The Ontario Exercise-Heart Collaborative Study was a multicenter randomized clinical trial of high intensity exercise for the prevention of recurrent myocardial infarction in 733 men. Of the 678 subjects who could have participated for at least 3 years, 315 (46.5%) dropped out. Stepwise multiple linear logistic regression analysis was carried out to examine the relation between subject characteristics and the probability of dropping out during the study. Analysis was performed on the entry group as a whole by considering those subjects who had reinfarction while complying with the program and also by excluding all subjects with reinfarctions. The consistent and statistically significant predictors of dropout in both analyses were smoking and a blue collar occupation. Angina was significantly associated with dropout only when reinfarctions were excluded. It may be important to consider these factors when investigating the potential for compliance-improving strategies in reducing dropout from exercise rehabilitation programs.

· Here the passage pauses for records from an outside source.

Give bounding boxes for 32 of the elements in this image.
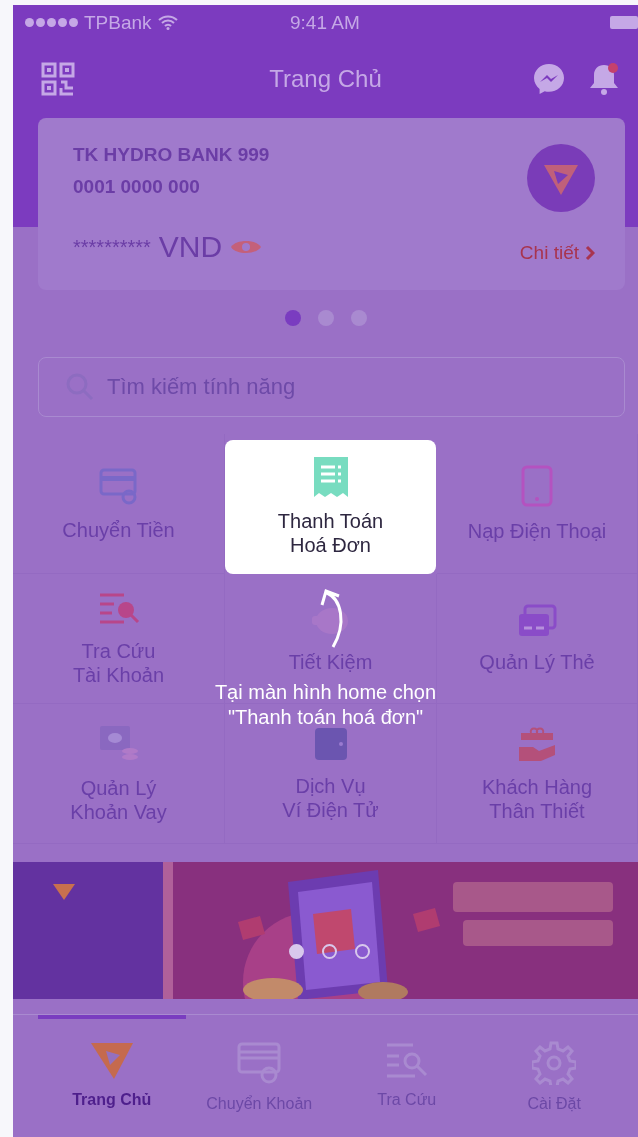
cards-icon [517,603,557,638]
hidden-balance: ********** [73,235,151,259]
bank-logo-icon [527,144,595,212]
tooltip-text: Tại màn hình home chọn "Thanh toán hoá đơn" [213,680,438,730]
account-name: TK HYDRO BANK 999 [73,144,270,166]
receipt-icon [313,457,348,497]
signal-icon [25,18,78,27]
banner-dot[interactable] [355,944,370,959]
settings-icon [532,1041,577,1085]
status-time: 9:41 AM [290,11,360,34]
banner-dot[interactable] [322,944,337,959]
search-list-icon [384,1041,429,1081]
wifi-icon [157,15,178,30]
qr-code-icon[interactable] [41,62,75,96]
messenger-icon[interactable] [532,62,566,96]
chevron-right-icon [585,245,595,261]
account-card[interactable]: TK HYDRO BANK 999 0001 0000 000 ********** VND Chi tiết [38,118,625,290]
wallet-icon [312,725,349,762]
tab-item[interactable]: Trang Chủ [38,1015,186,1115]
bank-logo-icon [89,1041,134,1081]
carrier-name: TPBank [84,11,152,34]
currency-label: VND [158,230,223,264]
feature-tile[interactable]: Thanh Toán Hoá Đơn [225,440,436,574]
page-dot[interactable] [317,309,334,326]
page-dot[interactable] [350,309,367,326]
detail-link[interactable]: Chi tiết [519,242,595,264]
card-transfer-icon [237,1041,282,1085]
battery-icon [610,16,638,29]
phone-icon [521,464,553,507]
account-number: 0001 0000 000 [73,176,201,198]
page-dot[interactable] [284,309,301,326]
screen-title: Trang Chủ [268,65,383,93]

安大略运动-心脏协作研究是一项多中心随机临床试验,旨在对733名男性进行高强度运动以预防复发性心肌梗死。在本可参与至少3年的678名受试者中,有315名(46.5%)退出。进行了逐步多元线性逻辑回归分析,以研究受试者特征与研究期间退出可能性之间的关系。对整个入组人群进行分析时,考虑了那些在遵守方案期间再次梗死的受试者,也排除了所有再次梗死的受试者。在两项分析中,一致且具有统计学意义的退出预测因素是吸烟和蓝领职业。仅在排除再次梗死的受试者后,心绞痛才与退出显著相关。在研究改善依从性策略以减少运动康复计划中退出情况的可能性时,考虑这些因素可能很重要。